Wang and Rajamani (2004) specifically evaluated the importance of headway settings with respect to capacity impacts of ACC vehicles. They focused on a common ACC systems design characteristic where a constant time-gap is maintained between vehicles. However, they developed in their study a new inter-vehicle spacing policy in which the inter-vehicle spacing is a nonlinear function of vehicle speed. This new variable time-gap policy was shown through traffic simulations to lead to improved traffic flow and an increased highway capacity. 

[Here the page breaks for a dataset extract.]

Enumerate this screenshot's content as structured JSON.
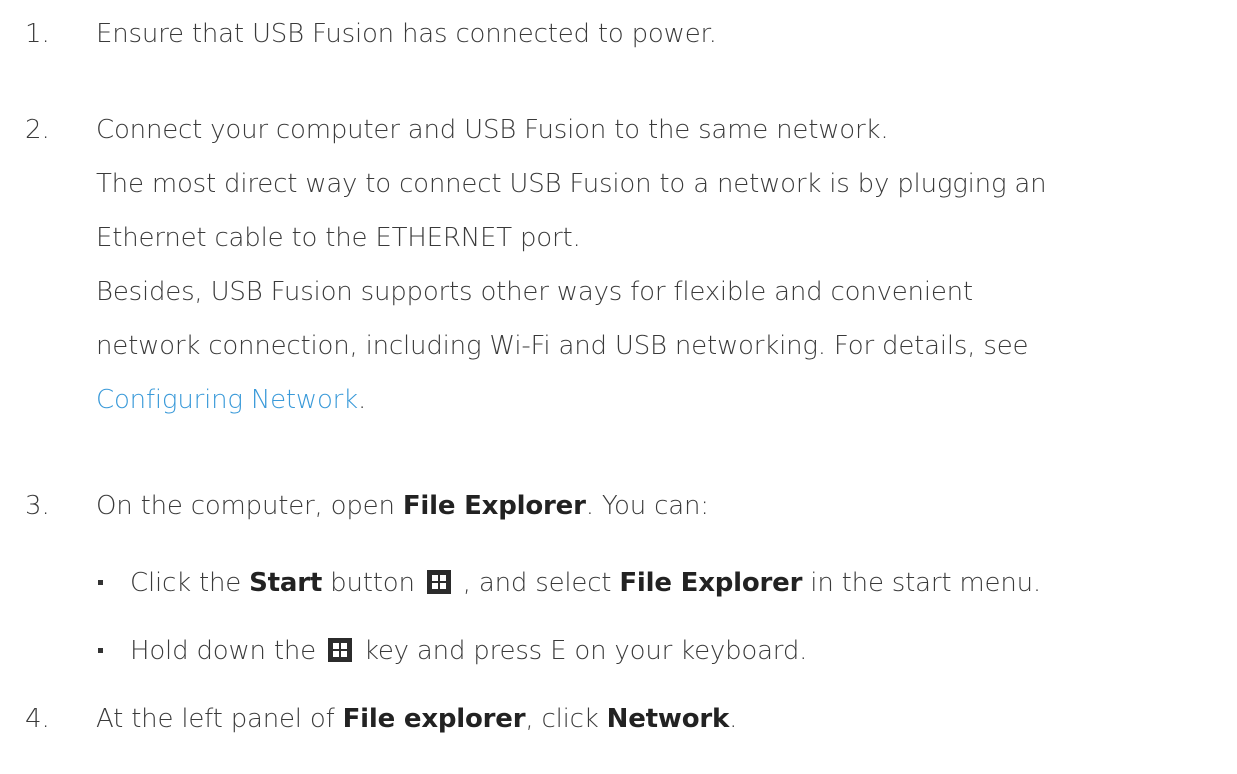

In 2007, Kesting et al. (Kesting, Treiber, Schnhof, & Helbing, 2007; Kesting, Treiber, Schonhof, Kranke, & Helbing, 2007) found additional positive results with the use of ACC. At penetration rates as low as 10 percent, the maximum travel-time delay of individual drivers can be reduced by about 30 percent and the cumulated time delay by 50 percent. The ACC vehicles also significantly reduced the maximum queue length. Ultimately, their study showed that even at small penetration rates, there was a marginal increase in free and dynamic capacity leading to a drastic reduction of traffic congestion, a finding that supports those of Minderhoud & Bovy (1999), and Hoogendoorn & Minderhoud (2001; 2002). 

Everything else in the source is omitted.